They are also exploited, lack opportunities to explore and develop their talents and have low representation at decision making levels.
“For youth to make meaningful contribution to development, the problems facing them need to be addressed comprehensively. Promotion of sexual education and comprehensive knowledge of HIV and AIDs issues need to be addressed,” explains Patrick.
“It has been proven that educated girls give birth to fewer children. Unwanted pregnancies and abortion do not take place if contraceptive commodities are availed.”
The report recommends the national and county governments take bold steps similar to that of the Asian tigers for the country to reap the benefits of the demographic dividend window using the DemDiv model that was developed by Futures Group.
“However, they turn around their economies by slowing down the population growth rate, investing in health, education and skills young people and creating income opportunities for those in the labour force while upholding the principles of good governance,” says Kichamu.
He stresses: “The resultant effect of this was a substantial reduction in the dependency ratios, an increase in incomes and savings, high levels of investment in capital stock and a high quality of life for the citizens.”
According to Kichamu, efforts to gain from the huge youthful populations and reap the benefits of the demographic window can be attained if both the national and county governments carried out drastic measures to manage the runaway population.
Indonesia has had an annual income of $4,180 per person and women in that country give birth to an average of two children.
This contrasts greatly with Kenya that has an annual income of $1,640 per person and an average of five children 2014, according to that year’s Kenya Demographic Health Survey (KDHS).
According to Kichamu, the window of opportunity for the country opens in 2038 when the youthful population is expected to hit the 20 million mark which is 30 percent of that population.
This period is expected to last 40 years and it presents an opportunity for a country to achieve a much faster economic growth, driven by the large number of persons in the working ages.
Proportion of those in the working ages will be 66 percent of the total population of 66,627,474 million at the time and the dependency ratio of the same population will be 52 percent.
Kenya’s population was enumerated at 38.6 million during in the 2009 census.

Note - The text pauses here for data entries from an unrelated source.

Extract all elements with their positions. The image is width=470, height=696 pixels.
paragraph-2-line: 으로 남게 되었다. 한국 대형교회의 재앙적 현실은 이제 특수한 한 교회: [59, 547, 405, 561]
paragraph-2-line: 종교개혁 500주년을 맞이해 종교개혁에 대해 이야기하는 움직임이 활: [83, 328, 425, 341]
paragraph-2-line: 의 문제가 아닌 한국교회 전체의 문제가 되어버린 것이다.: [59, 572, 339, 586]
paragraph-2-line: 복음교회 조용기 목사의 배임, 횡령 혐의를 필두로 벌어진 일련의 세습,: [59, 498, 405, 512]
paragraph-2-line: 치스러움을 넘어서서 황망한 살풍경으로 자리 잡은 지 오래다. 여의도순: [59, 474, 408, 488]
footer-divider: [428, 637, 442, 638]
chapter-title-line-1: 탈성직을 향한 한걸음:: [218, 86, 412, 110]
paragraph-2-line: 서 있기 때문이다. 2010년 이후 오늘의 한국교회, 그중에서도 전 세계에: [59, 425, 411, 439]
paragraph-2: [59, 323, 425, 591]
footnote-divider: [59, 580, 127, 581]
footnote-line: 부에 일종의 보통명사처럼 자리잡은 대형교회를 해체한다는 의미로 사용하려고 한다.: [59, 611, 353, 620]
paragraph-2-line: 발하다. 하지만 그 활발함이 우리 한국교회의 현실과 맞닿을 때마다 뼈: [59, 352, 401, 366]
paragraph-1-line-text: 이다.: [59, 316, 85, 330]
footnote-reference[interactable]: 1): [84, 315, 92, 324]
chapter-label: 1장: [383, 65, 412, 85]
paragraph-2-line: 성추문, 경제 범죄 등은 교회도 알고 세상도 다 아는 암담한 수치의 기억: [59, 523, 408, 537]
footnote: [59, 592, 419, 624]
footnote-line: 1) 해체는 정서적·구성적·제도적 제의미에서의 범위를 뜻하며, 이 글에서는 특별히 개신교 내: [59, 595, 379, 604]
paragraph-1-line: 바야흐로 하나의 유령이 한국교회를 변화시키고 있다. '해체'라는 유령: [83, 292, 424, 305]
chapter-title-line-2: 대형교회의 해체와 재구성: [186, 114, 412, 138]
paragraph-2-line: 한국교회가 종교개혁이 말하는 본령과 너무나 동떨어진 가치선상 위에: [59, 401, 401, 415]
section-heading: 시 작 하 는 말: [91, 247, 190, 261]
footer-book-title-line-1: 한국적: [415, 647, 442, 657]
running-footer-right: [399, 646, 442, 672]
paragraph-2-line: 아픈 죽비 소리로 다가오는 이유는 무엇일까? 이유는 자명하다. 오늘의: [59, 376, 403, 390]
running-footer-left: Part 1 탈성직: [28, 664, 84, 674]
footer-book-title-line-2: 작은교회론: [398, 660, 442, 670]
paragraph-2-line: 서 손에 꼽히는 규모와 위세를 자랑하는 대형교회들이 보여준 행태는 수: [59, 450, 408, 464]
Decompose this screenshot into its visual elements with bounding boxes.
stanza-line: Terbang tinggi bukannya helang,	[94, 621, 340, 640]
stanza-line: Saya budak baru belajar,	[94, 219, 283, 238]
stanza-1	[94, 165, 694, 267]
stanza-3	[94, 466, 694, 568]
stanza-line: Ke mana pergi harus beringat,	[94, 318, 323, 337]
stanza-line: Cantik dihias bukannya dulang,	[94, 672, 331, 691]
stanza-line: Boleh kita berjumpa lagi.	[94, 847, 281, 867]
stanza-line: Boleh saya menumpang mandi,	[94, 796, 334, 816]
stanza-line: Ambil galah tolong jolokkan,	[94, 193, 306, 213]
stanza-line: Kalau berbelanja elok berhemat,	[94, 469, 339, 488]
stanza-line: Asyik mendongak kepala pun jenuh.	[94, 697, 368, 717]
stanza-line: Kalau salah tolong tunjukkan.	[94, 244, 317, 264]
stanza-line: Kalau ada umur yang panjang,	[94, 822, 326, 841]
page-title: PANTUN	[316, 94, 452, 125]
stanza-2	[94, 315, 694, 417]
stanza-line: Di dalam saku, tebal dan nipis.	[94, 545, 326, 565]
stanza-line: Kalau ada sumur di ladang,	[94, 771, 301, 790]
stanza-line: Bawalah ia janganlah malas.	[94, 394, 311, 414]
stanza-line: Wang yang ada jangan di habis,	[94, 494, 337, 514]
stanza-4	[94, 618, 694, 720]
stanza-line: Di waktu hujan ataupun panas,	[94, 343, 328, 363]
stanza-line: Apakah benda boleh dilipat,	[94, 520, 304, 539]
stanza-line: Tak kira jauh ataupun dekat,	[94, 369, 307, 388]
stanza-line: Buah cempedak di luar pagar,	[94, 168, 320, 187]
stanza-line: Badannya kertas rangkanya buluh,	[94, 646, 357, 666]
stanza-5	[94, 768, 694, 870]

It is estimated at 45 million in 2016 since it grows at the rate of a million per year.
From the census results, the dependency ratio as recorded at 87 dependents for every 100 people in working ages of 15-64 years.
“Resources that would have gone into economic development are spent on meeting basic social needs that have been on the increase like health, housing, education water and sanitation,” says Simon Mwangi from the Youth Directorate. “These are to meet demands of a fast rising population that does not match population growth and development.”
According to the Population Policy for National Development the rapid growth in the population size is a constraint to national development.
To counter this, the policy proposes a reduction in fertility levels from five children per woman in 2009 to two children per woman in 2050 when the population is expected to be 59 million in 2030 and 75 million is 2050 with the population of those of age below 15 years decreasing to 33 and 25 percent respectively.
“Accelerated economic growth that may result from a decline in a country’s mortality and fertility rates and the subsequent change in the age structure of the population is a plus for a country,” says Francis Kundu, Assistant Director of Population at NCPD.
According to Kundu, with fewer births each year, a county’s young dependant population grows smaller in relation to the working age population.
“With the fewer people to support, a country has a window of opportunity for rapid economic growth if the right social and economic policies are developed and investments made,” Kundu notes.
The DemDiv model states for the country to reap the benefits of the demographic dividend by 2050, investments per capita has to rise to about $2,000 from the current figure of about $200, ensure a woman gives birth to two children from the current four, if the dependency ration is to be brought down.
Kenya’s population has been growing in recent years with an estimated one million people annually because of high birth and low death rates.
Its population remains youthful because the population of children below 15 years is far greater than 35 percent of the total population.
According to Simon Mwangi, youth unemployment is a global phenomenon that hampers the full utilization of available human resource potential.